Caffeine Magazine Article
Ruth was really pleased to have an article published in the April/May 2014 issue of Caffeine Magazine. The full article is below.
Picture the scene. You enter your favourite speciality coffee shop and are greeted by your friendly and welcoming barista. What do they look like? Checked shirt? Beanie? Beard? Sorry for the stereotype – but do most people imagine a male barista as the norm? And is the coffee scene in general (including speciality) becoming a bit of a boys’ club?
As a relatively new industry and one that is breaking down barriers and building connections between growers and consumers we need to ensure that we are inclusive when it comes to making our industry a comfortable and attractive place for women to work – as baristas, roasters, traders and graders. Customers sometimes seem surprised that I’m knowledgeable about, say, the technical aspects of extraction or coffee origins and processes. Sometimes they even direct questions on these aspects directly to the only male barista of 4 in our shop. This might be the perception of customers rather than the industry itself, but such views do prevail amongst professionals as well, and customers need to take their cues from us.
Female baristas are, unfortunately, still also judged on criteria other than their ability to pull a great shot or execute a great milk pour. In recent weeks, I’ve seen several Twitter posts from coffee shops and roasters referring to female customers and colleagues as MILFS, BILFS and Cougars – in general tweets, promotional material and even coffee packaging. Don’t get me wrong, I’m not against a bit of banter. But humour shouldn’t exclude, objectify or intimidate any portion of your clientele or workforce. Women should feel welcome and at ease in the coffee shop environment.
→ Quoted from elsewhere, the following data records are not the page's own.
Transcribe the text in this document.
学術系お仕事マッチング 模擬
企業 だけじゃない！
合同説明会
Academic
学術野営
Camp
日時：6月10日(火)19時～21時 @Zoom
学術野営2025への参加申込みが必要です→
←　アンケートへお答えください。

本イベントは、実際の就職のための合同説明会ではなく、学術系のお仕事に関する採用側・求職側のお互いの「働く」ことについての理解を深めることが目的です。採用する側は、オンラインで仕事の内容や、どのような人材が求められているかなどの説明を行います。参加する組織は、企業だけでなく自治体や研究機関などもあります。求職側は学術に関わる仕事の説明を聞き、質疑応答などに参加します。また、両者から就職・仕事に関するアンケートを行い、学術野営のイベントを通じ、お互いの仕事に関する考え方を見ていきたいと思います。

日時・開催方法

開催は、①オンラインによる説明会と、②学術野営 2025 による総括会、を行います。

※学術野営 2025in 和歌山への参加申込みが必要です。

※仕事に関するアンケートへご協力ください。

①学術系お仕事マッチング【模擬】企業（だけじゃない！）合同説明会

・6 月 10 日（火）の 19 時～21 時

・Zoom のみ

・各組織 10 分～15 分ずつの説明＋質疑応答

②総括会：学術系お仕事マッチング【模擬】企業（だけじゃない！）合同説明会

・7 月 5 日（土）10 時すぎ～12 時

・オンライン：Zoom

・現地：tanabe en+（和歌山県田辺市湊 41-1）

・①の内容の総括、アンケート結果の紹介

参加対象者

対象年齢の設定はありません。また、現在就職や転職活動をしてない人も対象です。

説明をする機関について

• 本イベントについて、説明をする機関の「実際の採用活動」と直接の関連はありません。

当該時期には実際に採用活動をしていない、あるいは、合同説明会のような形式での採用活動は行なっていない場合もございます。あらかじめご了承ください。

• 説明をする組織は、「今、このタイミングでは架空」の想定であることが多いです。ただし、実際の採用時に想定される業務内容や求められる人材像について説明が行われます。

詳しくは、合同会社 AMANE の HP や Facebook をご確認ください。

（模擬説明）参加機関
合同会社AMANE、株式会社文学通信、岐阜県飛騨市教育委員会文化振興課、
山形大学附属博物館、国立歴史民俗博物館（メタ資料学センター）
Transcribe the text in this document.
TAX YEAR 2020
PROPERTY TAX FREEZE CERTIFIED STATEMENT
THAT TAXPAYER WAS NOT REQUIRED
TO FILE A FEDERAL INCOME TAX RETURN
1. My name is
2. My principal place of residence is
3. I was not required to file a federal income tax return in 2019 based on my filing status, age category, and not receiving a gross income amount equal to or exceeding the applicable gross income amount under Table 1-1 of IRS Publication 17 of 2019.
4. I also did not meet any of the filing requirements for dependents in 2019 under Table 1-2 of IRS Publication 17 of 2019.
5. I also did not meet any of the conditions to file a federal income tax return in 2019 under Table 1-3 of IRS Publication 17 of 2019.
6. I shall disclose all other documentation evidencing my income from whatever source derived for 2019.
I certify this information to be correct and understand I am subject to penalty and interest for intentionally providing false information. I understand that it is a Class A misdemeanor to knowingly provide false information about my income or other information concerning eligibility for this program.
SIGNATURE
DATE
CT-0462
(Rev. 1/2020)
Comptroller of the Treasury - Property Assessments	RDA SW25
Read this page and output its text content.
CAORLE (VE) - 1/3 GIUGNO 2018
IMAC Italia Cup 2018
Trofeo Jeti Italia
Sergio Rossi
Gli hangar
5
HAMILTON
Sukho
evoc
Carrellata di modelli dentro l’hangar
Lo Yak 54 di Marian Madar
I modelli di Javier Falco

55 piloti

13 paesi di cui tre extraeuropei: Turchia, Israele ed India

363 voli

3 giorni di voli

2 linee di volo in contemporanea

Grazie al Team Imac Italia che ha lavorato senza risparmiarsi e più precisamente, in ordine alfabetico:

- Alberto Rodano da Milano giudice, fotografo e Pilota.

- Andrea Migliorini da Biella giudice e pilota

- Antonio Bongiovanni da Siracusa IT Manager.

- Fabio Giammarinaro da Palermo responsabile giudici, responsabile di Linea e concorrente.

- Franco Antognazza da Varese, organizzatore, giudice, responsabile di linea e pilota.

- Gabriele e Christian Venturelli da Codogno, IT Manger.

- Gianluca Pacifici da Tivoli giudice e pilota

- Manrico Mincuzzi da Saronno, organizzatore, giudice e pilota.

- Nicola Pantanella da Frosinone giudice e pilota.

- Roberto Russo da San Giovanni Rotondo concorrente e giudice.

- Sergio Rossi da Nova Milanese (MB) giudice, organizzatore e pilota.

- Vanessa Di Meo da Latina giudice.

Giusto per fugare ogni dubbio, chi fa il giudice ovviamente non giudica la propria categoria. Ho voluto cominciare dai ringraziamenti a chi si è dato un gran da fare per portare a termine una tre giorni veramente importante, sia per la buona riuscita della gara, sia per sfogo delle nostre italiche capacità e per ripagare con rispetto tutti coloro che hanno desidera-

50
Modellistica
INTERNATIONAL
Ironically women play a significant role in bringing coffee to the market. In the countries of origin in Africa, Latin America and Asia they constitute around 70% of the labour force for picking and processing coffee. Yet they are rarely permitted to own their own land or to sit on the board or management committee of the producer organisation and therefore have little impact on decision making processes. In the consuming countries we rightly view this as an issue to be addressed, and trading and labelling organisations pledge to work on gender issues as part of their objectives. Yet there is a bit of a double standard at play here - of the 15 members of the Board of SCAE, for example, only 1 is female.
In the current top 20 standings for the UK Barista Championship 2014, 6 are female, including last year’s overall third place barista. In a recent Yorkshire-wide latte art throw-down, of 20 competitors only 3 were female, one of whom came second. Ability is therefore obviously not the issue, so what is? Perhaps it’s a lack of confidence, of opportunity or perhaps women just don’t perceive the coffee industry as open to them in career terms.
If we want the job of barista to be viewed as a profession in itself, it needs to be open to all. Let’s make speciality coffee a flagship industry for equality. We have the opportunity to reflect general attitudes, and to influence them for the good.
With a little thought and effort perhaps we can make sexism in the coffee industry as much a thing of the past as scalding hot caramel lattes. And if you’re a woman who is passionate about coffee and would love a profession where you get to play with great equipment, with great coffee, where you can learn and improve your skills with no limitations, grab your beanie and give it a go!